Tijdens zijn bezoek aan de door Hamas bestuurde Gazastrook verklaarde Al Qaradawi dat Israël geen bestaansrecht heeft. "Dit land is nooit een Joods land geweest," zei hij. "Palestina is voor de Arabisch-islamitische natie."
Al-Qaradawi, die wordt beschouwd als de spirituele leider van de Moslim Broederschaps, is alom beroemd voor het fanatiek aanwakkeren van religieuze haat en het bevorderen van geweld. Hij heeft zelfmoordaanslagen gerechtvaardigd, vooral tegen Israël, heeft zich herhaaldelijk uitgesproken tegen Joden als gemeenschap en heeft fatwa's uitgevaardigd die vrouwen vernederen.
In januari 2009 zei al-Qaradawi in een interview met Al-Jazeera:
"Oh God, tref Uw vijanden, de vijanden van de Islam ... Oh God, tref de verraderlijke Joodse agressors. ... Oh God, tel hun aantal, dood ze één voor één en spaar er geen."
Naast Al Qaradawi, hebben een aantal islamitische geestelijken en organisaties ook bepaald dat het voor Arabieren en moslims verboden is om Jeruzalem te bezoeken aangezien het onder Israëlische controle staat. Hun belangrijkste argument: dergelijke bezoeken bevorderen de normalisatie met Israël en kunnen worden geïnterpreteerd als erkenning van de Israëlische soevereiniteit over Jeruzalem.
Ondanks het verbod hebben verschillende Arabische en islamitische functionarissen en personen de afgelopen jaren Jeruzalem bezocht, om vervolgens te ontdekken dat zij onder Israël vrije toegang hebben tot de Al-Aqsa Moskee en andere heilige plaatsen in de stad. De bezoeken maakten al-Qaradawi en zijn vrienden in Hamas, een uitloper van de Moslimbroederschap, uiteraard woedend.

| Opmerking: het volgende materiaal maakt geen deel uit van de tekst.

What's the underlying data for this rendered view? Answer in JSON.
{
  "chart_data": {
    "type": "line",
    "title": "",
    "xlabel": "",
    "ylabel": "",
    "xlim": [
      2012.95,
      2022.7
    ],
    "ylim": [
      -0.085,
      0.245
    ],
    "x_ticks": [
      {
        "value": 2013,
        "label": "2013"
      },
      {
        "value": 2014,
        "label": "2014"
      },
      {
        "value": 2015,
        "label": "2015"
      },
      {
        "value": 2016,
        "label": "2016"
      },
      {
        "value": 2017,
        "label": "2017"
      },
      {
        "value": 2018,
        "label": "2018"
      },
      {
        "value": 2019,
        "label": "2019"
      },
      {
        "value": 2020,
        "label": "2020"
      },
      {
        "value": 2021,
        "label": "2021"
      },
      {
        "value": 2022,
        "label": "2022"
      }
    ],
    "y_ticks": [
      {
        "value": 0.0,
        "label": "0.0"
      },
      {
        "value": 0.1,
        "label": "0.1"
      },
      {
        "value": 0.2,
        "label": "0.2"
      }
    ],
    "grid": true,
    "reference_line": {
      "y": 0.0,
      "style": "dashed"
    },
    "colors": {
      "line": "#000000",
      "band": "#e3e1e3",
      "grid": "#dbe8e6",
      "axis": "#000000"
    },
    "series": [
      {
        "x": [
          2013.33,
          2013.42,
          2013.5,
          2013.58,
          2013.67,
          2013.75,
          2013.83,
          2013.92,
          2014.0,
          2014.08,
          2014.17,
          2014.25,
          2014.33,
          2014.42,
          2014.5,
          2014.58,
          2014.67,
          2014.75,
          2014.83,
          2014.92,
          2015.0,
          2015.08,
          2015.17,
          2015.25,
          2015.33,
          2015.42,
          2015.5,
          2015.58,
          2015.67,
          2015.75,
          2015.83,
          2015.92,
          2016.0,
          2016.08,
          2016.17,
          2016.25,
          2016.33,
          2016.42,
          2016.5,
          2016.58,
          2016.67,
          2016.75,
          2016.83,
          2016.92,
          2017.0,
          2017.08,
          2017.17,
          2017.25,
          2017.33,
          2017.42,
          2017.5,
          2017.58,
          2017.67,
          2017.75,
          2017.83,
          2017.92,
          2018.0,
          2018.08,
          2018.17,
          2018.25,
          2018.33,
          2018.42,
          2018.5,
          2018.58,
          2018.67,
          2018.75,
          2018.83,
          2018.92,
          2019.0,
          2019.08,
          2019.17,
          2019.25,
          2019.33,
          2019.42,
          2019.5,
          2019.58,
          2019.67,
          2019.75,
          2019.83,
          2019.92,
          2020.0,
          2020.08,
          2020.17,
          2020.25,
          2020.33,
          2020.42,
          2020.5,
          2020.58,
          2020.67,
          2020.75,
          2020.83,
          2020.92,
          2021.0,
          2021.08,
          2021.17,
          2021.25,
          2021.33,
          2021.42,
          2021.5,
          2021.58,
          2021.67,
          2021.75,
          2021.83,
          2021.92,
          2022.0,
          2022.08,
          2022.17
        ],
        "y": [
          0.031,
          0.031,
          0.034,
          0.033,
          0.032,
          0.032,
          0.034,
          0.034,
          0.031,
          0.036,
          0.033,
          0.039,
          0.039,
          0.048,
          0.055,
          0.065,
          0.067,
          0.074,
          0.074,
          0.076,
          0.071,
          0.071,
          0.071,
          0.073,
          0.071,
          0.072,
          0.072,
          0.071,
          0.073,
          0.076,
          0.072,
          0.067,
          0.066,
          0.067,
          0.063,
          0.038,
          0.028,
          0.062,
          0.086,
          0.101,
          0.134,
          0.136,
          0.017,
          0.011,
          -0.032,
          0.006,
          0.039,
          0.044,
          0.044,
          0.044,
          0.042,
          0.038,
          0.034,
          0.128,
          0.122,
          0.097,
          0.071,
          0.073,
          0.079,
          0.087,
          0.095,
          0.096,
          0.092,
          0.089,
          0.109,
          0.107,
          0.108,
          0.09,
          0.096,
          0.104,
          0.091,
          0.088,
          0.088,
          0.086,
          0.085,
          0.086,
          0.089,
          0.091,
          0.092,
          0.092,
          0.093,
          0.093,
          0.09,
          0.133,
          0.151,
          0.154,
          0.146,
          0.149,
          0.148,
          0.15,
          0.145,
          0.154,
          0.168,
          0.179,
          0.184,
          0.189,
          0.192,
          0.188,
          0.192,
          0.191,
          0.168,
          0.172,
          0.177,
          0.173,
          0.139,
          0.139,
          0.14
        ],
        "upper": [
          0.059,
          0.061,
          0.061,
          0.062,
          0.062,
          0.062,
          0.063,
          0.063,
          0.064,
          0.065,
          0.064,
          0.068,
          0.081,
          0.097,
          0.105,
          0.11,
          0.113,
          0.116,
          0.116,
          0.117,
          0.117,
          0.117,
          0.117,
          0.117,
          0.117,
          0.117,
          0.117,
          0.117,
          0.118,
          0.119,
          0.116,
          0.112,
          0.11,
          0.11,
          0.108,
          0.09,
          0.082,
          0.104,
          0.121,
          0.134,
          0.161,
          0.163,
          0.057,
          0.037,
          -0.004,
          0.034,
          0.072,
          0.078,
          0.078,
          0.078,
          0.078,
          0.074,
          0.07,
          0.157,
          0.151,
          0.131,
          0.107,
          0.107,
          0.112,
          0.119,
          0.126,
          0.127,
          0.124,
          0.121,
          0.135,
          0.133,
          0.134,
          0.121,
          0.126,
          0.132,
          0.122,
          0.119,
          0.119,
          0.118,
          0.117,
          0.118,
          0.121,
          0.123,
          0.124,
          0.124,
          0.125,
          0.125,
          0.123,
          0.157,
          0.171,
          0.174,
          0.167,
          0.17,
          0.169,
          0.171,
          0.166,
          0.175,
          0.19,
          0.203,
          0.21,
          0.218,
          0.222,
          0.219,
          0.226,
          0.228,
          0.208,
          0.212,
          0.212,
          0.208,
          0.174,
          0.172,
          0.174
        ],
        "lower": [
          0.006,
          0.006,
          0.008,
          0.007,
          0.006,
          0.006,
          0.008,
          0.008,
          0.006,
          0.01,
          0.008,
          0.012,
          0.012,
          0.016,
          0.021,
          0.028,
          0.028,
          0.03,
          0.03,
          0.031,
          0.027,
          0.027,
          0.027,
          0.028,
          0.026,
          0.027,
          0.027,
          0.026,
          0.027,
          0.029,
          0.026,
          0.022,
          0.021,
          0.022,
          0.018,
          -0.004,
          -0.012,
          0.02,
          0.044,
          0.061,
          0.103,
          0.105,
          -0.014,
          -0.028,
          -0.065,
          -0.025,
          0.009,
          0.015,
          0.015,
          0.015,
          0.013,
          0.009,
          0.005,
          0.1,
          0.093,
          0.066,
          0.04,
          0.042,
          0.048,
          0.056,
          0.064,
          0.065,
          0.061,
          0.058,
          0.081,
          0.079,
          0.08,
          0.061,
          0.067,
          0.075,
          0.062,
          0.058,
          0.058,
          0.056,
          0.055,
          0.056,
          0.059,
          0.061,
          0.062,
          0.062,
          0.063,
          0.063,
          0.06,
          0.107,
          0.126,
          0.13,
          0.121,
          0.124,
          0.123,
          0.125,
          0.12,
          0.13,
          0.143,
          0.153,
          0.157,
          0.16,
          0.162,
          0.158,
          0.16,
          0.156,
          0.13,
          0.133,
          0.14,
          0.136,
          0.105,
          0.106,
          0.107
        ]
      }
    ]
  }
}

De Arabische en islamitische functionarissen die het terrein van de Al-Aqsa-moskee bezochten, ontdekten dat de werkelijke bedreiging voor hen afkomstig was van Palestijnse extremisten die hen daar met schoenen en stoelen aanvielen en zelfs in hun gezicht spuwden en beledigingen naar hen schreeuwden. Het meest recente incident vond vorige maand plaats, toen een groep Palestijnen Saoedische blogger Mohammed Saud aanvielen toen hij in de moskee aankwam om te bidden.
Vorige week heeft een Marokkaanse moslimgeleerde opnieuw de controverse aangewakkerd over de bezoeken van Arabieren en moslims aan Jeruzalem toen hij uitkwam vóór dergelijke bezoeken. De geleerde, Ahmed al-Raysuni, oordeelde dat de Arabieren en moslims die Jeruzalem bezochten, zich niet bezighielden met de bevordering van de normalisatie met Israël.
Niet verrassend, vonden de PA en Hamas in deze uitspraak een nieuw excuus om hun verschillen te benadrukken. De PA-leiding haastte zich om het te verwelkomen, terwijl Hamas zich ertegen verzette.
In 2013 heeft het aan Hamas gelieerde Palestina Scholars Forum zijn eigen fatwa uitgevaardigd die niet-Palestijnse Arabieren en moslims verbiedt om Israël te bezoeken, inclusief Jeruzalem. De groep argumenteerde dat door het boycotten van Israël, het "vuur van de jihad (heilige oorlog) zal blijven branden onder Arabieren en moslims tot de Al-Aqsa Moskee bevrijdt is".
Het is onwaarschijnlijk dat de Palestijnse Autoriteit en Hamas hun bezoekgeschil op korte termijn zullen oplossen. In feite lijken ze vastbesloten om hun strijd tot het bittere eind voort te zetten, ten koste van de hoge kosten voor de gewone Palestijnen.
Het wordt duidelijk dat de Palestijnen niet de enige moslimslachtoffers zijn in de rivaliteit tussen de PA en Hamas: niet-Palestijnse Arabieren en moslims die een religieuze reis naar hun heilige plaatsen in Jeruzalem willen maken, zitten nu gevangen in de grillige machtsstrijd tussen twee Palestijnse partijen -- die beiden nog steeds een totale minachting tonen voor hun volk en iedereen die het met hen oneens durft te zijn.
Bassam Tawil is een Arabische moslim uit het Midden-Oosten.